📦 Job Scraper Pipeline

A modular, scalable ETL system for job scraping across Middle East job boards. Designed for Data Engineering & Python practice using real-world scraping and pipeline architecture.

🔔 Current Status

Status: Active development — latest work on Pydantic models, packaging, and Makefile.
Branch: chore/pydantic-packaging-makefile
Implemented: Project skeleton, modular extract/transform/load layers, example scrapers, and basic test scaffolding.
In Progress: Pydantic-based data models, packaging improvements (pyproject/packaging), Makefile updates, and CI integration.
Notes: This repository is actively developed; some features and tests may be incomplete. Run pytest -q locally and review requirements.txt before using in production.

🚀 Overview

This project is a production-ready job scraping pipeline organized into a clean ETL architecture:

Extract → Transform → Load → Automate

You can scrape multiple job boards (Wuzzuf, GulfTalent, Bayt, etc.), clean and normalize the data, extract metadata (tags, salary, seniority), dedupe jobs, load into SQLite/CSV, and schedule daily runs.

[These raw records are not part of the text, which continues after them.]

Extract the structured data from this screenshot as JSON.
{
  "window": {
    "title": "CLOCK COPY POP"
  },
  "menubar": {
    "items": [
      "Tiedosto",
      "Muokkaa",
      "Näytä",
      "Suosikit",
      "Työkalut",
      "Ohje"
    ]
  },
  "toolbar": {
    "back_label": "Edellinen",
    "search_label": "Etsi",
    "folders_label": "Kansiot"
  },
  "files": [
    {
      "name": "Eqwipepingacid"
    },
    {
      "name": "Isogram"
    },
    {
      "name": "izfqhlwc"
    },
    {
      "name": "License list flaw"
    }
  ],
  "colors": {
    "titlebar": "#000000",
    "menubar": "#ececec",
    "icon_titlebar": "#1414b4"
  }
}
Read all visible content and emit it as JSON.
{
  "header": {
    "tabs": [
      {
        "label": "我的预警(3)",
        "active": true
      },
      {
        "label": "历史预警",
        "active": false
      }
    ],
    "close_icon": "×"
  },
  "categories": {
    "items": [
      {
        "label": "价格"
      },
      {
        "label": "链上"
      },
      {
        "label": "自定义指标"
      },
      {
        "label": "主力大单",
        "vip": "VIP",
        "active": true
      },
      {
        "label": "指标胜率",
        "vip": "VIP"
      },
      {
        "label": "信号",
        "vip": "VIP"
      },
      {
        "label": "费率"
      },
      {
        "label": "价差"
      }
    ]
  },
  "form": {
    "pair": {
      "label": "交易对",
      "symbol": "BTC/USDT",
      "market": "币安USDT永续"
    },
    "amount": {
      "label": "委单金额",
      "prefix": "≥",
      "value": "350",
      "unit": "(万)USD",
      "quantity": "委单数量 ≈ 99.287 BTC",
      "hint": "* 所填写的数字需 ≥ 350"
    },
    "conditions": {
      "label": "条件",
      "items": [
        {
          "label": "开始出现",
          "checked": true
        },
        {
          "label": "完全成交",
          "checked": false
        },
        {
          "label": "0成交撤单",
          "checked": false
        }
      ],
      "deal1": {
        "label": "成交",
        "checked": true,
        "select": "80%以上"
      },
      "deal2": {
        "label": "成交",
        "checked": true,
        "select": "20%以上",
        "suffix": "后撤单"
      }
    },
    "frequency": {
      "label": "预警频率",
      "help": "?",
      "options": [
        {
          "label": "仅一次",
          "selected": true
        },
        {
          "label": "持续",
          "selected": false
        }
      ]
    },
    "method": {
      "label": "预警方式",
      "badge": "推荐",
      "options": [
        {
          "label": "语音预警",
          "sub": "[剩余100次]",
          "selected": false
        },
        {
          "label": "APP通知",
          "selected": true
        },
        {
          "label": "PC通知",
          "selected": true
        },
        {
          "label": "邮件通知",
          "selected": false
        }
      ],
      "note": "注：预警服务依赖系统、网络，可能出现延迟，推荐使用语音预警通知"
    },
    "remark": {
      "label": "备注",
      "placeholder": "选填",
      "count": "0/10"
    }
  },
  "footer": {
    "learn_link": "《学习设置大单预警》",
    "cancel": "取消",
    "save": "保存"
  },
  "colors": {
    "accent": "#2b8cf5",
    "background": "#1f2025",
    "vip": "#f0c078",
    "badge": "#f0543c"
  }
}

The entire pipeline is fully modular, configurable, and extendable — every site scraper lives in its own file.

📂 Project Structure

job-scraper/
├── README.md
├── requirements.txt
├── Makefile
├── cli.py
│
├── extract/
│   ├── base_scraper.py
│   ├── wuzzuf.py
│   ├── gulftalent.py
│   ├── naukrigulf.py
│   ├── tanqeeb.py
│   ├── drjobs.py
│   ├── bayt.py
│   ├── laimoon.py
│   ├── akhtaboot.py
│   ├── example_site.py
│   └── utils/
│       ├── fetch.py
│       ├── rate_limit.py
│       ├── parse.py
│       └── logger.py
│
├── transform/
│   ├── normalize.py
│   ├── clean_text.py
│   ├── extract_metadata.py
│   ├── dedupe.py
│   └── text_normalization/
│       ├── arabic.py
│       ├── english.py
│       ├── html.py
│       └── unicode.py
│
├── load/
│   ├── to_csv.py
│   ├── to_sqlite.py
│   ├── to_parquet.py
│   ├── merge.py
│   └── schema.py
│
├── pipeline/
│   ├── runner.py
│   ├── scheduler.py
│   └── validation.py
│
├── core/
│   ├── models.py
│   ├── helpers.py
│   └── exceptions.py
│
├── configs/
│   ├── sites.yml
│   └── rules/
│       ├── salary.yml
│       ├── seniority.yml
│       └── tags.yml
│
├── data/
│   ├── raw/
│   ├── intermediate/
│   ├── processed/
│   └── logs/
│
├── metadata/
│   ├── run_history.json
│   ├── cache/
│   └── mapping/
│
└── scripts/
    └── run_pipeline.sh

🛠 Installation

1️⃣ Clone the repo

git clone https://github.com/husseini2000/job-scraper.git
cd job-scraper

2️⃣ Create a virtual environment

python -m venv env
source env/bin/activate        # Mac/Linux
env\Scripts\activate           # Windows

3️⃣ Install dependencies

pip install -r requirements.txt

Or if you're using Poetry:

poetry install

▶️ Quick Start

Run entire ETL pipeline

python cli.py run-all

Run per-stage

python cli.py extract
python cli.py transform
python cli.py load

Scrape one site

python cli.py extract --site wuzzuf

🧪 Testing

pytest -q

🎯 Features

✅ Modular scrapers

Each job site has its own Python scraper.

✅ Config-driven

Enable/disable sites or adjust rate limits in:

configs/sites.yml

✅ Strong Transform Layer

HTML & emoji cleaning
Arabic + English normalization
Salary extraction
Seniority detection
Skill tag extraction (Python, SQL, AWS, Airflow, etc.)
Duplicate job removal

✅ Multiple Load Targets

CSV
SQLite
Parquet

✅ Pipeline Automation

Use pipeline/runner.py or run via cron using:

scripts/run_pipeline.sh

🧭 Roadmap

This project is divided into phases to help build a strong, production-worthy pipeline.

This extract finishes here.